If Dr. Bartlett is right, our Christian faith, built on these few, odd stories about Jesus and his grieving disciples after his death, means that we look upon the events of, say, Columbine High School and all thirty-one school shootings since then - we look upon the matters of consequence and heartbreak affecting and damaging human life, the same matters upon which non-believers cast their gaze, and we see them differently. We do not see different matters. We see the same matters differently. But how?
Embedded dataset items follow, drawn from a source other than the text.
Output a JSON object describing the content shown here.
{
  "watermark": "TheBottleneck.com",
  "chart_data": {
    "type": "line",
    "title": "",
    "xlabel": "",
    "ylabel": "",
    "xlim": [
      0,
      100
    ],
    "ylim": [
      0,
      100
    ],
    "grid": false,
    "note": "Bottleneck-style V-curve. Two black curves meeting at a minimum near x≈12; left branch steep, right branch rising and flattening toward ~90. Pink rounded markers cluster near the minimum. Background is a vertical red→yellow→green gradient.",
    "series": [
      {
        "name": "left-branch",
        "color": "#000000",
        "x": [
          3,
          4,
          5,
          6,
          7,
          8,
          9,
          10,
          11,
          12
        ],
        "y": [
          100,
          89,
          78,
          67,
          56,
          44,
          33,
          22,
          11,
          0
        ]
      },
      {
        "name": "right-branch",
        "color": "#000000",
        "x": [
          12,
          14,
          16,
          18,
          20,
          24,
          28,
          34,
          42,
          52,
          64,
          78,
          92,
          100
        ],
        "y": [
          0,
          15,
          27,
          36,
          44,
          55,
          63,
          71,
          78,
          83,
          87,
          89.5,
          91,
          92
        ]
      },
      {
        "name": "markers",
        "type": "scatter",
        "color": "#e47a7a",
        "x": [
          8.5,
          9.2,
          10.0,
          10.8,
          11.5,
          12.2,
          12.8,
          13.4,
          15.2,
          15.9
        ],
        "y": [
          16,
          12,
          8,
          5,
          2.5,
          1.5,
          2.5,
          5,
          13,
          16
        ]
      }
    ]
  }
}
Some Christians see history as episodes leading to God’s final judgment, whether on earth or in heaven, a kind of Armageddon, or Rapture. Others see historical events as merely moments on the path of human history into which God does not intervene, except through the work of those who interpret God’s will and seek to apply it to the course of human history. Still others mentally throw up their hands as if to say, it’s in God’s hands, what can we do? a kind of faithless fatalism. And still others look at human history as a series of lessons from which we either learn or, more likely, don’t learn so as to change course before other similar tragedies and mistakes occur. And still others look at history and faith as if looking at slide rules and apples. And still others look at history as something to be transcended or even perhaps forgiven. Wasn’t that the purpose of Robert S. McNamara’s amazing book In Retrospect: The Tragedy and Lessons of Viet Nam (Random House Publishers, 1995)? “We of the Kennedy and Johnson administrations who participated in the decisions on Vietnam acted according to what we thought were the principles and traditions of this nation. We made our decisions in light of those values. Yet we were wrong, terribly wrong.”
There is no one right Christian way to view history though there are hundreds of wrong ways. The resurrection appearance stories do not record what Jesus actually said to his disciples when he interpreted the events that led to his death (don’t you wish he had?) only that he gave those experiences meaning. Both this story I read moments ago, and the story of Jesus’ appearance on the road to Emmaus, also told by Luke, describe encounters between disciples and Jesus during which Jesus “opened their minds”. He opened their minds.
One final point this morning, and then we’ll be done with the resurrection stories until next year, next Easter, when their confusing and magnificent mystery will be met again. Luke wrote that Jesus appeared to his disciples after his death several times. Luke told us that during those appearances, Jesus opened their minds to the understanding of the scriptures and interpreted for them the events of their lives together. Jesus said to them, “peace be with you”. He broke bread with them. Then, Luke tells us, Jesus vanished. And the rest, as they say, is history.
I think one of the most difficult dimensions of the Easter stories is not that Jesus appeared to his disciples but that he then disappeared again from their sight. And they were left to carry on, to try to figure out what they would do the next day, and the next week, and the next month and the next century. You see, the difficult part about living as a Christian, is not looking back, not having retrospective moments, but rather, turning back again from the past to the future, and, having had the experience and NOT missed the meaning, go on to change the world. In retrospect is just the first and frankly easier step. More difficult and more importantly is to turn forward and say, “now then…” Amen.